Regie: Carsten Rau/Hauke Wendler; Deutschland 2017 (Pier 53); 85 Minuten; ab 1. Juni im Kino 

Rückführungsmanagement, Sammelcharter- und aufenthaltsbeendende Maßnahmen – Bürokraten haben viele Worte kreiert, um den Charakter der Abschiebung von Asylbewerbern zu verschleiern. Die Beamten, die solche Begriffe in diesem Dokumentarfilm benutzen oder als Schriftzug auf Westen tragen, werden wohl nie auf die Idee kommen, dass sie die Brutalität noch unterstreichen.

Die einprägsamsten Szenen entstehen nachts in einer Unterkunft in Mecklenburg-Vorpommern: Der Albaner Gezim J. steht um 2.30 Uhr in Unterwäsche im Flur, um ihn herum Polizisten, die ihm deutlich machen, dass seine Familie sofort ihre Sachen zu packen habe. Auch Lorenz Caffier, der Innenminister, ist vor Ort. Wenn sich J. schnell füge, sei das »doch für alle Beteiligten viel einfacher, auch für meine Mitarbeiter«, sagt der Mann von der christlichen Partei. Offenbar glaubt er, die Zuschauer hätten vor allem Mitleid mit den Staatsdienern, die Nachtschicht schieben müssen.

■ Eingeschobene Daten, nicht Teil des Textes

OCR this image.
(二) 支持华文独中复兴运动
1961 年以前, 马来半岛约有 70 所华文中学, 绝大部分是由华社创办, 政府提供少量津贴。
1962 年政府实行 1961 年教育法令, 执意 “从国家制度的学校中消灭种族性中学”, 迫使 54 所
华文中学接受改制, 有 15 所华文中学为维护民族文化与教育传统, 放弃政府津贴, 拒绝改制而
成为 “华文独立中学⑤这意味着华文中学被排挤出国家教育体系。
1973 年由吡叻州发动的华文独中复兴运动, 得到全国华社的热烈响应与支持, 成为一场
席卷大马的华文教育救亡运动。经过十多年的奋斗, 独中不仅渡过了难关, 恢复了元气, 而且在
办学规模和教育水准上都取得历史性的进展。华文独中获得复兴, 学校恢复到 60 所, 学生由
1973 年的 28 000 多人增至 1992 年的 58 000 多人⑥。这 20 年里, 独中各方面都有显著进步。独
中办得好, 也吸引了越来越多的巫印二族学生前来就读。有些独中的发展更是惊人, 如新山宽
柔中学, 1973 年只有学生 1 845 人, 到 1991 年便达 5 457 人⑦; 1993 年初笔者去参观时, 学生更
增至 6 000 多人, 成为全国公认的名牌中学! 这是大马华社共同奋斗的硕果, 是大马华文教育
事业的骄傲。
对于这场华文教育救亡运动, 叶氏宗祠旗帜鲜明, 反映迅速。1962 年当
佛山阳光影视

»Deportation Class« entstand während des Landtagswahlkampfs 2016, eine 45minütige Fassung (»Protokoll einer Abschiebung«) lief zunächst im NDR. Der Minister lässt den Dreh nicht nur genehmigen, er mischt auch mit, weil er glaubt, dass es ihm nützlich sein kann. Der joviale – für einen Schnack mit den Beamten bleibt stets Zeit – und empathiefreie Caffier agiert nach dem Motto: Was die AfD kann, können wir besser.

Darf man das überhaupt drehen, wenn die Menschenwürde derart missachtet wird, wie es bei diesen Überfällen die Regel ist? Regisseur Hauke Wendler sagt, Gezim J. habe den Film als Chance begriffen, dass die Öffentlichkeit mitbekommt, unter welchen Bedingungen Deutschland Menschen abschiebt. Nach »Deportation Class« dürfte es nicht mehr möglich sein, so etwas zu drehen. Insofern ist der Film ein wichtiges zeithistorisches Dokument.

Während in der TV-Fassung das Abholen und das Abschieben im Mittelpunkt stehen, bekommen in der Kinoversion die Betroffenen mehr Raum. Sie gibt jenen ein Gesicht, die in der aktuellen Berichterstattung bloß Kulisse sind, und zeigt auch, wie es den Abschiebeopfern nach der Rückkehr ergeht. Einer weiteren albanischen Familie, die die Filmemacher begleitet haben, droht im vermeintlich sicheren Herkunftsland Blutrache.

Für Lorenz Caffier hat sich der Ausflug zum Film übrigens nicht gelohnt: Bei der Landtagswahl landete die CDU hinter der AfD.